Linguine with Clam Sauce (Egg-Free, Nut-Free, Soy-Free)
- 24 littleneck clams
- 6 Tbs extra virgin olive oil
- 1.2 tsp crushed red pepper flakes
- ⅓ cup dry white wine
- 5 Tbs finely chopped fresh flat-leaf parsley, plus a few whole leaves for garnish
- 3 large garlic cloves, minced
- Kosher salt
- 8 oz linguine
- Freshly ground black pepper
- Scrub the clams under cold water and set aside.
- In a heavy 3-qt saucepan, heat 3 Tbs of the oil over medium heat. Add the pepper flakes and cook briefly to infuse the oil, about 20 seconds. Immediately add the wine, 2 Tbs of the chopped parsley, and half of the minced garlic.
- Cook for 20 seconds and add the clams.Cover and cook over medium-high heat, checking every 2 minutes and removing each clam as it opens. It will take 5-6 minutes total for all the clams to open.
- Transfer the clams to a cutting board and reserve the broth.
- Remove the clams from the shells and cut them in half, or quarters if they’re large.
- Return the clams to the broth.
- Discard the shells.
- Bring a large pot of well-salted water to a boil over high heat.

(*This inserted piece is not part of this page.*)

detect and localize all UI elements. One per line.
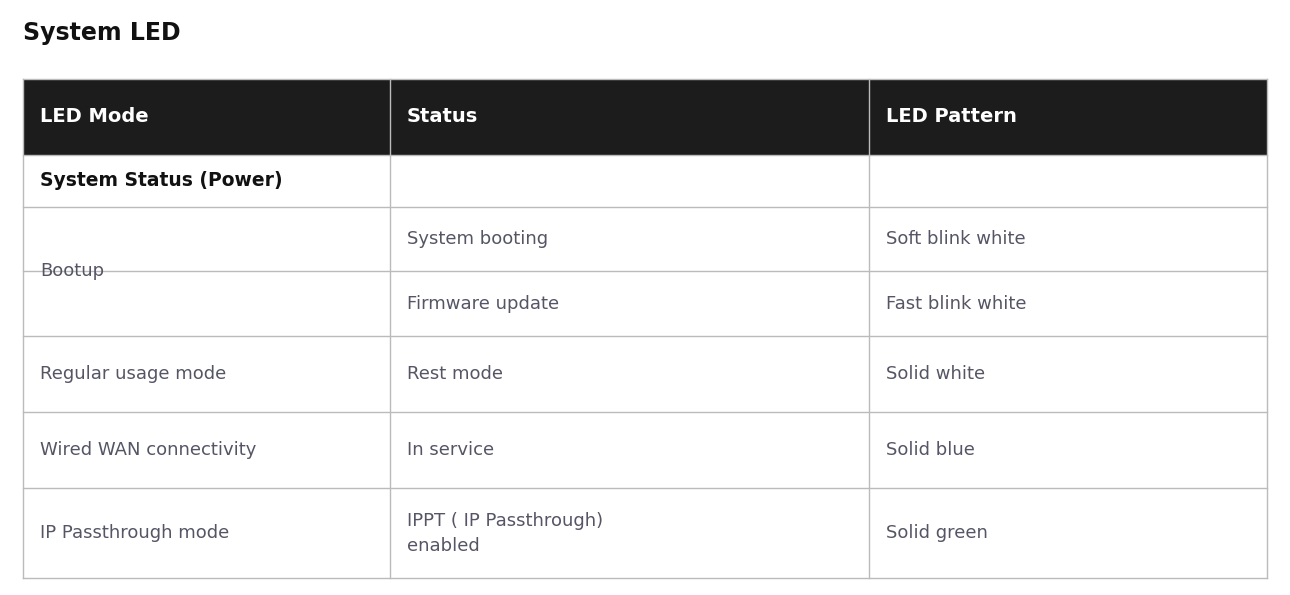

- Add the pasta and cook until it’s almost al dente, 6-9 minutes. Don’t overcook.
- While the pasta is cooking, heat the remaining 3 Tbs olive oil in a 10 or 12 inch skillet over medium heat. Add the remaining 3 Tbs chopped parsley and the rest of the garlic and cook until the garlic is just soft, about 1 minute. Set the skillet aside.
- When the pasta is done, reserve about ¼ cup of the pasta cooking water and then drain the pasta.
- Add the pasta, the clams and the broth the clams were cooked in to the skillet.
- Return to low heat, toss the pasta in the sauce and simmer for another minute to finish cooking it, adding a little of the pasta water if you prefer a wetter dish.
- Taste for salt and add a large grind of black pepper.
- Serve immediately, garnished with the parsley leaves.
In my version, I added shiitake mushrooms, sundried tomatoes, extra hot peppers, mussels and scallops, but I was gilding the lily.